PC や モバイルデバイス での VPNサービス 利用時の 注意点
通信のセキュリティは Google が ウェブブラウザ と サーバ間の通信を暗号化する HTTPS を 推進したことにより 2014年 に 50% 程だった HTTPS のトラフィックが 2017年には 90% を超え、HTTPS 接続 が標準になったことで HTTP 接続で問題だった 中間者攻撃 (Man-in-the-middle attack) による 盗聴リスクは大きく減少した。

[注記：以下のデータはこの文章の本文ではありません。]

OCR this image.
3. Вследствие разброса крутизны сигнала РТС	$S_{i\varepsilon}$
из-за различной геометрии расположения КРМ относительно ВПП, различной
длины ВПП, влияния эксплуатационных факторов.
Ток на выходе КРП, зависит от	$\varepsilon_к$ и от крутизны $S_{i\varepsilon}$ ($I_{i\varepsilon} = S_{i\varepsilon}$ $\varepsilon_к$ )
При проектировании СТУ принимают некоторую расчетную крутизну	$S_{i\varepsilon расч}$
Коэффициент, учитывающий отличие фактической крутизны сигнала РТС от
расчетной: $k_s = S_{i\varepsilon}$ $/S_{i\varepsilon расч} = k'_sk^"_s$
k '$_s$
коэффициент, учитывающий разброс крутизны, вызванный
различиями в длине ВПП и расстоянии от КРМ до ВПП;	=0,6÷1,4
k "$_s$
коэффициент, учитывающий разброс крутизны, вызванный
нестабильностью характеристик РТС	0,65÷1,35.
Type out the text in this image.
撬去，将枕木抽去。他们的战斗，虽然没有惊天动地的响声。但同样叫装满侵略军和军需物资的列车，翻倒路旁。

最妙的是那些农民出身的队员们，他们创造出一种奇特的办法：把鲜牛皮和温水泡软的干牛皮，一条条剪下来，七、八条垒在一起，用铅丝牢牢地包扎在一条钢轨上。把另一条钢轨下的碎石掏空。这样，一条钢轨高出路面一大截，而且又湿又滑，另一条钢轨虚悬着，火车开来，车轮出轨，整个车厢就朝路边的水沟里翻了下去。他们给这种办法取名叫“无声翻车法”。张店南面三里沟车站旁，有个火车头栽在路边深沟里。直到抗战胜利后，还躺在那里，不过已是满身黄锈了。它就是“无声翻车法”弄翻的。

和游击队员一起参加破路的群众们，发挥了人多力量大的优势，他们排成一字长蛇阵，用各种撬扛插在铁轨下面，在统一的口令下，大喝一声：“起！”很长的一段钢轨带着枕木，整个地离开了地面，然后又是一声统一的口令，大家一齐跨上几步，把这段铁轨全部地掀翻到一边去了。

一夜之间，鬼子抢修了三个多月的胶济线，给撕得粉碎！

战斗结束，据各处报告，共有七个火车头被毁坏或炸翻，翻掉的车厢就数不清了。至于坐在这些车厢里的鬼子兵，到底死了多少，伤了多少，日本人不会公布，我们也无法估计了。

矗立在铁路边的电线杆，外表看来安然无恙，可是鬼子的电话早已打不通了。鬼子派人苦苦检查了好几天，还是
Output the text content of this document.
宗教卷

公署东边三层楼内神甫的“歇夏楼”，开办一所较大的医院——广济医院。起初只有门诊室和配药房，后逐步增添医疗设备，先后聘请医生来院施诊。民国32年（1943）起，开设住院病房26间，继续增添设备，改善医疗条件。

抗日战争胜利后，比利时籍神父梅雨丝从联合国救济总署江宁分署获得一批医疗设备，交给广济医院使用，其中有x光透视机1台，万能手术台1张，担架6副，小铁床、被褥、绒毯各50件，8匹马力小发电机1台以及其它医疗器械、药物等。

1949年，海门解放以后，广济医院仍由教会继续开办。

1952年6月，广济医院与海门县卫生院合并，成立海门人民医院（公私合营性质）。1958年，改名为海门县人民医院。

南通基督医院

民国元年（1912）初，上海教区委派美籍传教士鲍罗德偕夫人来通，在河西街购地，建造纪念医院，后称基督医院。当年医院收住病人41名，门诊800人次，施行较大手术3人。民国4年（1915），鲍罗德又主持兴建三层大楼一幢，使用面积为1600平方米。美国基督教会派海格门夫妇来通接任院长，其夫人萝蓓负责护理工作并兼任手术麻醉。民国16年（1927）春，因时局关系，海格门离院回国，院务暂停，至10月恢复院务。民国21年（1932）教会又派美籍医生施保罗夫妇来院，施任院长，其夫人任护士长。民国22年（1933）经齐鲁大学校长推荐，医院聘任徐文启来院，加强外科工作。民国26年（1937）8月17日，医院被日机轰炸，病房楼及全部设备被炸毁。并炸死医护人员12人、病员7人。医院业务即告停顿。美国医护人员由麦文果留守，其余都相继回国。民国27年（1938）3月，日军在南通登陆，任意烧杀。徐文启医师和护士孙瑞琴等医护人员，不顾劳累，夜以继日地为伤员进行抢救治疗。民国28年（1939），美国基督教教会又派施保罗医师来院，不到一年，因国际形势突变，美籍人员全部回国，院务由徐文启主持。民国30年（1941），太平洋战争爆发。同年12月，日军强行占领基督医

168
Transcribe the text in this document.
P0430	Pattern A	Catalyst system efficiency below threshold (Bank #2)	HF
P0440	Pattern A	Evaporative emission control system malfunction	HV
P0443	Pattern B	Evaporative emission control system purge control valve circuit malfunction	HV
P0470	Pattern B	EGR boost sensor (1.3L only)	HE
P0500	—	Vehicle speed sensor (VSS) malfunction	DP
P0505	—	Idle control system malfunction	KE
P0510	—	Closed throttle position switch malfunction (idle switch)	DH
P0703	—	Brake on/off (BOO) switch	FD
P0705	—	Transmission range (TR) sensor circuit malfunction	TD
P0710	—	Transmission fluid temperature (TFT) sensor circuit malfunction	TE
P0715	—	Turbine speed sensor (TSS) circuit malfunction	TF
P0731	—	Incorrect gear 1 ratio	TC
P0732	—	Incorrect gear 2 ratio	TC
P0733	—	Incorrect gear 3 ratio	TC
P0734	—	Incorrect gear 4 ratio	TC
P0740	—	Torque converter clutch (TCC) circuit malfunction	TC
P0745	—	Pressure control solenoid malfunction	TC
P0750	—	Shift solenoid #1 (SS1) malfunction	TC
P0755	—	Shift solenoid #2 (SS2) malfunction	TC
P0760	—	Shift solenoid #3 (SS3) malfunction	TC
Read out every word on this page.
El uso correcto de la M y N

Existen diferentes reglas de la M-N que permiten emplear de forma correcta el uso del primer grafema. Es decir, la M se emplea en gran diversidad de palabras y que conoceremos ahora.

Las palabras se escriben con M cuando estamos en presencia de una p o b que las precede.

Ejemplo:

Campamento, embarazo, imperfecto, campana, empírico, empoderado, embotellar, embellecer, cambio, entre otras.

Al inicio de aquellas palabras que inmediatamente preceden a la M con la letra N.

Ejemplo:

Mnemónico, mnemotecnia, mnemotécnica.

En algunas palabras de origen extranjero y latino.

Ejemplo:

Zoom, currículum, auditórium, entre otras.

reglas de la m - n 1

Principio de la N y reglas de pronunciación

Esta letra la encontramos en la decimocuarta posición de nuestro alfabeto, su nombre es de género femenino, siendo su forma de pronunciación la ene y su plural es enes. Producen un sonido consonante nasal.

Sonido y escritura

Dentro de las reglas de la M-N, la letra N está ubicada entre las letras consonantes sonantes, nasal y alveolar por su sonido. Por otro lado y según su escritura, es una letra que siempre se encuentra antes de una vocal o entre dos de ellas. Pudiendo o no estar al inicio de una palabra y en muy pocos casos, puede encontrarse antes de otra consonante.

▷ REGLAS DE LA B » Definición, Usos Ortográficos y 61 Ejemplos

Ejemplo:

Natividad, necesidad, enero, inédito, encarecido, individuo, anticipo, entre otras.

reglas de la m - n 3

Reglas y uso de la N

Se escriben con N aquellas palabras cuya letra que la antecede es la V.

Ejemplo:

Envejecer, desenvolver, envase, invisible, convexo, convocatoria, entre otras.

Google 透明性レポート – ウェブ上での HTTPS 暗号化
仮想プライベートネットワーク ( VPN ) はインターネットに 暗号化というトンネルを作って 接続するもので、HTTPS をサポートしていない サイトへもセキュアな通信が可能になるが、 HTTPS が普及した現在では Wi-Fi のフリースポットを使用する際 に VPN の利用が推奨されている程度で、VPN は従来の 通信の安全性確保 から プライバシーを保護するツールへと使用目的が変わってきており、 リーズナブルで質の高いサービスを提供するプロバイダがある一方で、個人情報の収集 や 広告収入を目的にしたアプリも多く存在するため 利用するサービスの選定が重要になる。
VPN サービス を利用するメリット
VPN サービスは ユーザーの デバイス と VPNプロバイダ のサーバを 暗号化された トンネルで接続し、VPNプロバイダ のサーバを経由して 目的のウェブサイトのサーバに接続することで ユーザには 3つのメリットがもたらされる。
安全な通信
スマートフォンの普及により Wi-Fi のフリースポットが増えているが、セキュリティベンダーは 個人情報の入力を避けるよう呼びかけているように 安全性の低い フリー スポットは Wi-Fi ハッカー による「 盗聴 」や「 なりすまし 」のリスクが高い。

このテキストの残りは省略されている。